Historique : nationalisations vs privatisations

 

La France a connu des nationalisations dès la Révolution Française. Plusieurs phases de nationalisation et de privatisation ont émaillé son histoire récente. Au départ pour des raisons économiques (sauvetage de la Compagnie ferroviaire de l’Ouest). Dans l’entre-deux-guerres, avec le Front Populaire, ces nationalisations sont liées a une vision plus politique et stratégique. En conséquent, l’armement, l’aéronautique, le transport (création de la SNCF), et plusieurs secteurs passent sous pavillon public. D’autre part, à la Libération apparaît une nouvelle doctrine publique visant à favoriser la Reconstruction.
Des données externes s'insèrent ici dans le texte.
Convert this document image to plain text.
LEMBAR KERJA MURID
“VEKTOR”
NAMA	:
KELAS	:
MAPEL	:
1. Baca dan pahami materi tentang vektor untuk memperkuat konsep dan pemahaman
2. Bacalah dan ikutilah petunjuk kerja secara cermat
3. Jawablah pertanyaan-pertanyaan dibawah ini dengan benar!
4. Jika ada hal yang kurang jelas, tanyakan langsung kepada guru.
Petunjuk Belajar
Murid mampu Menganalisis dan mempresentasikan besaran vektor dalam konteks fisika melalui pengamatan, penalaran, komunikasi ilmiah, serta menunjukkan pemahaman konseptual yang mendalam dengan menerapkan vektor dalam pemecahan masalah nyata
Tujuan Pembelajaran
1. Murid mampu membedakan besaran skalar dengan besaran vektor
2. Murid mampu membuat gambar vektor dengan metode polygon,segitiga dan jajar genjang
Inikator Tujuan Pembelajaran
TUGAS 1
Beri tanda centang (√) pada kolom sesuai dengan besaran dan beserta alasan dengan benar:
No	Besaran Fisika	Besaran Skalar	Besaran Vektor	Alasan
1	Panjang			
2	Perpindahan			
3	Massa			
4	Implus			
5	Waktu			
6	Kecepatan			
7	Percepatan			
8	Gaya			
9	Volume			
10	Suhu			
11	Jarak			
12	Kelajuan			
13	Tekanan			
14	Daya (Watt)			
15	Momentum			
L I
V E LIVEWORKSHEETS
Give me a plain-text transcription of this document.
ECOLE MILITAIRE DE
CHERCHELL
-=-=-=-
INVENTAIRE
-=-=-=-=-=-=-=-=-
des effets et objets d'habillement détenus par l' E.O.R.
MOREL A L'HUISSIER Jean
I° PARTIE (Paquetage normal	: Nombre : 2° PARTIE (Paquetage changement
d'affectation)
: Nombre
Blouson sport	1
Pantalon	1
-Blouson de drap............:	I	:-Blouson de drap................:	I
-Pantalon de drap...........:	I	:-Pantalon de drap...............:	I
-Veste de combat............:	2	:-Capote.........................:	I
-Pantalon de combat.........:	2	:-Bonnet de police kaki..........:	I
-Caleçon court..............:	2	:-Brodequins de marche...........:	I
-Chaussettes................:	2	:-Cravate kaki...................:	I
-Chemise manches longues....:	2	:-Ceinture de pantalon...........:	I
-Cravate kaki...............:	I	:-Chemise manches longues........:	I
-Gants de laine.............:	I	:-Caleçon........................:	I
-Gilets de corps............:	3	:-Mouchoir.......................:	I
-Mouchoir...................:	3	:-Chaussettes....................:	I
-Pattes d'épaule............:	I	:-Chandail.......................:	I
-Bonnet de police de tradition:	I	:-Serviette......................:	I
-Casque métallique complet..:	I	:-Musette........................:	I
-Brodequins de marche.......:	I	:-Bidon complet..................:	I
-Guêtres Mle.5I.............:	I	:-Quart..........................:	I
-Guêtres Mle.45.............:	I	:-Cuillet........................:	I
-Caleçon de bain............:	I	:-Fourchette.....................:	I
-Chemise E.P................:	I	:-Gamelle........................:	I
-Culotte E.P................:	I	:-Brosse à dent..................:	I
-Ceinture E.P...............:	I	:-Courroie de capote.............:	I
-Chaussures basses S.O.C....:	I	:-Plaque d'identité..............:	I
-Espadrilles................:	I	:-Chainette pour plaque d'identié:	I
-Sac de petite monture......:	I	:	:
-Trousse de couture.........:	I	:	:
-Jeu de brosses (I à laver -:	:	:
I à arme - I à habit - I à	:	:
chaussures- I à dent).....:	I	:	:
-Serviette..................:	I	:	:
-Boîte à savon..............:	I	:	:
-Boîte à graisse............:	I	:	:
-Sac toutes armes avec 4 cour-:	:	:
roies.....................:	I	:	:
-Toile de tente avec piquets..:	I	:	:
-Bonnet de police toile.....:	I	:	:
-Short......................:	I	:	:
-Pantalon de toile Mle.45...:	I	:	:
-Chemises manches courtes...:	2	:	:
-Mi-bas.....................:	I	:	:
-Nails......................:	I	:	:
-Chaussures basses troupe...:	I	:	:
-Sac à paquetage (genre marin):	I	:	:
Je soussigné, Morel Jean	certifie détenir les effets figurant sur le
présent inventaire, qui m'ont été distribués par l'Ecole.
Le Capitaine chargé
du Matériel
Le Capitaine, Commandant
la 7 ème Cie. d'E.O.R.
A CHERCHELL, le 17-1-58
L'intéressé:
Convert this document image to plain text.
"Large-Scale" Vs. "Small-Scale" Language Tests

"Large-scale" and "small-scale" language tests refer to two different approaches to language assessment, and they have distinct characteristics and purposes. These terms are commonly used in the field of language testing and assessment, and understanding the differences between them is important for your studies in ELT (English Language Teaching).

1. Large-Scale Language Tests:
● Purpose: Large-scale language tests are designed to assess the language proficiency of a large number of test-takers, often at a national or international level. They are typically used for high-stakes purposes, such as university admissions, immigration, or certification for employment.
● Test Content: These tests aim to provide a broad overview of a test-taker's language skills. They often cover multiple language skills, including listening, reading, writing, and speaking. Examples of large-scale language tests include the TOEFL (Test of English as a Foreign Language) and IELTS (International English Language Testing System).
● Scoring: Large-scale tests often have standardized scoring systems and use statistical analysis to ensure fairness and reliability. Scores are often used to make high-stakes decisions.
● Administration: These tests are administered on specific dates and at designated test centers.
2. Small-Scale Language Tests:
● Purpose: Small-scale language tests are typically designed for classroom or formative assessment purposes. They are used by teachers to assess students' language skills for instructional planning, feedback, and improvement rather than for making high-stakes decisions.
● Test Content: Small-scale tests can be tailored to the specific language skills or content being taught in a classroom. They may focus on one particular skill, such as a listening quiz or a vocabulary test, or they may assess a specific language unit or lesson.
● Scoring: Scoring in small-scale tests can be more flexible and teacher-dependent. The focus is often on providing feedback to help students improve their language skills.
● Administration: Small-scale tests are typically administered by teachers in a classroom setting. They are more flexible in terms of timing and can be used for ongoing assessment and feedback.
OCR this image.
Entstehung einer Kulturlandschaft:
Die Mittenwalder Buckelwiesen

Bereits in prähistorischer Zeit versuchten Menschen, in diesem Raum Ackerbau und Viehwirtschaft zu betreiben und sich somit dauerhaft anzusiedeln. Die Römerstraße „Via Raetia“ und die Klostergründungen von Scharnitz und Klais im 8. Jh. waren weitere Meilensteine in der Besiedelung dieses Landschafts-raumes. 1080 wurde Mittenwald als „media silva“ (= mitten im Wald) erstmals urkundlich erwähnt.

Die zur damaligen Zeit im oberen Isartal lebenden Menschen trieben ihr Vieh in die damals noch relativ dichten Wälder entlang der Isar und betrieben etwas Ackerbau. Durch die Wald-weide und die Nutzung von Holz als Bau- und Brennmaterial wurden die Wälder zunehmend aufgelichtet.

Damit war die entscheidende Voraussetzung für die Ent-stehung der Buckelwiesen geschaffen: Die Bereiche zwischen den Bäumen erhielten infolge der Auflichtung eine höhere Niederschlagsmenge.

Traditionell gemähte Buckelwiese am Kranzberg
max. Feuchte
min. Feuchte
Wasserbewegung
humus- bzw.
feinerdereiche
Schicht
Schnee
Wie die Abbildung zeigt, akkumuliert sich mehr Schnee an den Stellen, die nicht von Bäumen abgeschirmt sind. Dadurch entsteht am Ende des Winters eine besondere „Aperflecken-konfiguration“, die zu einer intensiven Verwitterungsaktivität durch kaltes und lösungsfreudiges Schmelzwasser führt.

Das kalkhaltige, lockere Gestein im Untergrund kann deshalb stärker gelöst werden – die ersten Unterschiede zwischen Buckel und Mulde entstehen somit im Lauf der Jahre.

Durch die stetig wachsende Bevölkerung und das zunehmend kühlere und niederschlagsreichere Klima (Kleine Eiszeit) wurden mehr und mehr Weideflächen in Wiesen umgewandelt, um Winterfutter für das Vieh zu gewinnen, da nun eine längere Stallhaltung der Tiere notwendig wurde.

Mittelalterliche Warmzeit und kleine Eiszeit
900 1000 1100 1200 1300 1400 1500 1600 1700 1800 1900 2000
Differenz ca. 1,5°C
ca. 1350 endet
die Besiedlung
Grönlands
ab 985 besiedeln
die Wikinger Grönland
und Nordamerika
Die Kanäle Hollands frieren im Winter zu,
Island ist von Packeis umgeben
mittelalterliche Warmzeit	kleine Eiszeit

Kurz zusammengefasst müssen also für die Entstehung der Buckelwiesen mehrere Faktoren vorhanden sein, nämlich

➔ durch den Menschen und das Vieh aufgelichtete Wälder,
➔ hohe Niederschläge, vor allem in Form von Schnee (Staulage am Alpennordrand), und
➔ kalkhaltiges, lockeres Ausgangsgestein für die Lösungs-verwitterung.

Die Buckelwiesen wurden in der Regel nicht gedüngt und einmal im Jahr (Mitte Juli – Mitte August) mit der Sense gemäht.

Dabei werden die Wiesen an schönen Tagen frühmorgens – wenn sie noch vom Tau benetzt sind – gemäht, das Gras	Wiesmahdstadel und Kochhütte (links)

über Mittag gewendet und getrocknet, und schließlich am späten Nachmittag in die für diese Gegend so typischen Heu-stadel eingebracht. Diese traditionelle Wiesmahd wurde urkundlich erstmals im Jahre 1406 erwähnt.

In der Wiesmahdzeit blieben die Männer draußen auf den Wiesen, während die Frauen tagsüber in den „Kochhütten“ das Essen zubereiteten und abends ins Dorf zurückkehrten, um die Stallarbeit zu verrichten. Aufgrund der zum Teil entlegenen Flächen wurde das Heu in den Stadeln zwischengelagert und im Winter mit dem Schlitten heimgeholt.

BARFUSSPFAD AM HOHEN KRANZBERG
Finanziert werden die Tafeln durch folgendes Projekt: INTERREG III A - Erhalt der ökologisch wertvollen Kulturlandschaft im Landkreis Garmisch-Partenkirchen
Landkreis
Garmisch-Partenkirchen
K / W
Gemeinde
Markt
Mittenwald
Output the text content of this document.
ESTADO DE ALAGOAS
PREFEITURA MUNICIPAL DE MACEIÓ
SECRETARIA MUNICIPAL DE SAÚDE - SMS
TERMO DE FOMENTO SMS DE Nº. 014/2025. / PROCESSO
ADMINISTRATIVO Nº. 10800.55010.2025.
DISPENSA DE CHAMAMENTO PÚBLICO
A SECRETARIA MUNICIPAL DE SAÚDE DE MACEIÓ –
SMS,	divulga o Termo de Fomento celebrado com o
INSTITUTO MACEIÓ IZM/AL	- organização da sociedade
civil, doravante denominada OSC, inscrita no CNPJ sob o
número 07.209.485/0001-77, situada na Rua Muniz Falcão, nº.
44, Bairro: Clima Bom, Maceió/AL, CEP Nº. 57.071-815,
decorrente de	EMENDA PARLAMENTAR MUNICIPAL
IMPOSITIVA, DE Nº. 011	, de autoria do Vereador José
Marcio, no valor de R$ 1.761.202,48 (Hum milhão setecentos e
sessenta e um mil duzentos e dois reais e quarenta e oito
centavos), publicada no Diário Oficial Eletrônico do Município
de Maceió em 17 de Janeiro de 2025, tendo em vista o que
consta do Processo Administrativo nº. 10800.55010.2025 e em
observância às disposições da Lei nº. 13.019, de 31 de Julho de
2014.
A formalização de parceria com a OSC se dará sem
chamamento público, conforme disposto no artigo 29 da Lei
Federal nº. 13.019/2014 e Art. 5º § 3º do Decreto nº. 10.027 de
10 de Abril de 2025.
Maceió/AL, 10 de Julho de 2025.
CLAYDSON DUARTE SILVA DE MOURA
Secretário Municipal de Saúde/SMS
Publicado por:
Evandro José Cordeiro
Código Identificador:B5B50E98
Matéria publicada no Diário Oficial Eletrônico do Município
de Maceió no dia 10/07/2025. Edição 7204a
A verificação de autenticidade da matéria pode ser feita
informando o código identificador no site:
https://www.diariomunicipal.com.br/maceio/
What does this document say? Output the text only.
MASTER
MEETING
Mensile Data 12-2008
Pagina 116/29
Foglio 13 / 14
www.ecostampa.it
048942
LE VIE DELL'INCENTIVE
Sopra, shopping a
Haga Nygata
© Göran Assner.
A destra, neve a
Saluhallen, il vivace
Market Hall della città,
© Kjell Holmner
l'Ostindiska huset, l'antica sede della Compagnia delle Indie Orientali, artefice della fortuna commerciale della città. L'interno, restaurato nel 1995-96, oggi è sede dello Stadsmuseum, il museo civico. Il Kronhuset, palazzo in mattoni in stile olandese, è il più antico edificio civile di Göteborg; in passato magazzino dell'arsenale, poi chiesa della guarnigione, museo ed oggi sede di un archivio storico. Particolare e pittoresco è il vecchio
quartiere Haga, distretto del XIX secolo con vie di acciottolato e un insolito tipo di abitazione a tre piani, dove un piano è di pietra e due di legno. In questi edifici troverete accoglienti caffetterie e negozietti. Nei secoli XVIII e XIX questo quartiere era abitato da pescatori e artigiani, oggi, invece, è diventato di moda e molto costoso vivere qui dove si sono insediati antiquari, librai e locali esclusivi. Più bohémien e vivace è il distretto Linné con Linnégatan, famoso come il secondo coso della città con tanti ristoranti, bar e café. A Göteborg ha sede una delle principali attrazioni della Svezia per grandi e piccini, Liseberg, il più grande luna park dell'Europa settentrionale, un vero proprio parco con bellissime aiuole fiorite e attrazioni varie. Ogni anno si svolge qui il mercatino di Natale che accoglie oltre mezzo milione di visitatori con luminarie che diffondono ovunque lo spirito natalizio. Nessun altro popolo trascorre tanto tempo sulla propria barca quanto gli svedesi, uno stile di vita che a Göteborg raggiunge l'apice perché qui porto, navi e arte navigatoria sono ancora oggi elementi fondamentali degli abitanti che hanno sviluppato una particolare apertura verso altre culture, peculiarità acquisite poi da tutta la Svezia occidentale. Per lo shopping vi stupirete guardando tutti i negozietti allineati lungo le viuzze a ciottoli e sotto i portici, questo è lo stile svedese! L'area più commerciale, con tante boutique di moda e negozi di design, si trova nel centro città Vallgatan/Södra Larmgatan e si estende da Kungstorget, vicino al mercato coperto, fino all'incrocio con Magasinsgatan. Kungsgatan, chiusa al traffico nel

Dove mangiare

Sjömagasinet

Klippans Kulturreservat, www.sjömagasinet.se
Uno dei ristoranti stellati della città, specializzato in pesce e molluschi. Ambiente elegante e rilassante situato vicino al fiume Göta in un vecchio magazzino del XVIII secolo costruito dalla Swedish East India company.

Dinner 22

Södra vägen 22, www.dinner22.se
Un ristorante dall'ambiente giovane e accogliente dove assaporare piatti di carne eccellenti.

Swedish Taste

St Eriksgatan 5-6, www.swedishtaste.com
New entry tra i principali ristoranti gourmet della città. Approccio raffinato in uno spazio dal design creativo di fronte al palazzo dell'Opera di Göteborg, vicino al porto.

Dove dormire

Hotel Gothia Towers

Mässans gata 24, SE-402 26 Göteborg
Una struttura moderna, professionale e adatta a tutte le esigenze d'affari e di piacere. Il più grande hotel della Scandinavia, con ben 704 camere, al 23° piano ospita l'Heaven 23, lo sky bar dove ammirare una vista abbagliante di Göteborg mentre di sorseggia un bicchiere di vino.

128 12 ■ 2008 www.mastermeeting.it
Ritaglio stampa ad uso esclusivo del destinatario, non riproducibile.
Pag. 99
Ainsi que l’affirme la Constitution de la IV République : « Tout bien, toute entreprise, dont l’exploitation a ou acquiert les caractères d’un service public national ou d’un monopole de fait, doit devenir la propriété de la collectivité ». Par conséquent, on nationalise le secteur de l’énergie (houillères, compagnie d’électricité et de gaz) et celui des transports parisiens. De même pour plusieurs grandes banques (Crédit Lyonnais, Société Générale…) et certains fleurons industriels, le plus emblématique étant Renault.

 

Avec l’arrivé de Mitterrand au pouvoir en 1981 et le fameux « programme commun », on assiste à une phase importante de nationalisation touchant des pans entiers de l’industrie, et de la finance. Le gouvernement de cohabitation de Jacques Chirac en 1986 reviendra sur certaines nationalisations. D’autre part, de retour au pouvoir, Mitterrand adoptera une politique dite de « ni-n » avant un vaste mouvement de privatisations mené par ses successeurs dans un contexte de mondialisation jusqu’au milieu des années 2000. Plus récemment le gouvernement d’Edouard Philippe a relancé les privatisations avec la Française des Jeux – en suspens – d’Aéroport de Paris.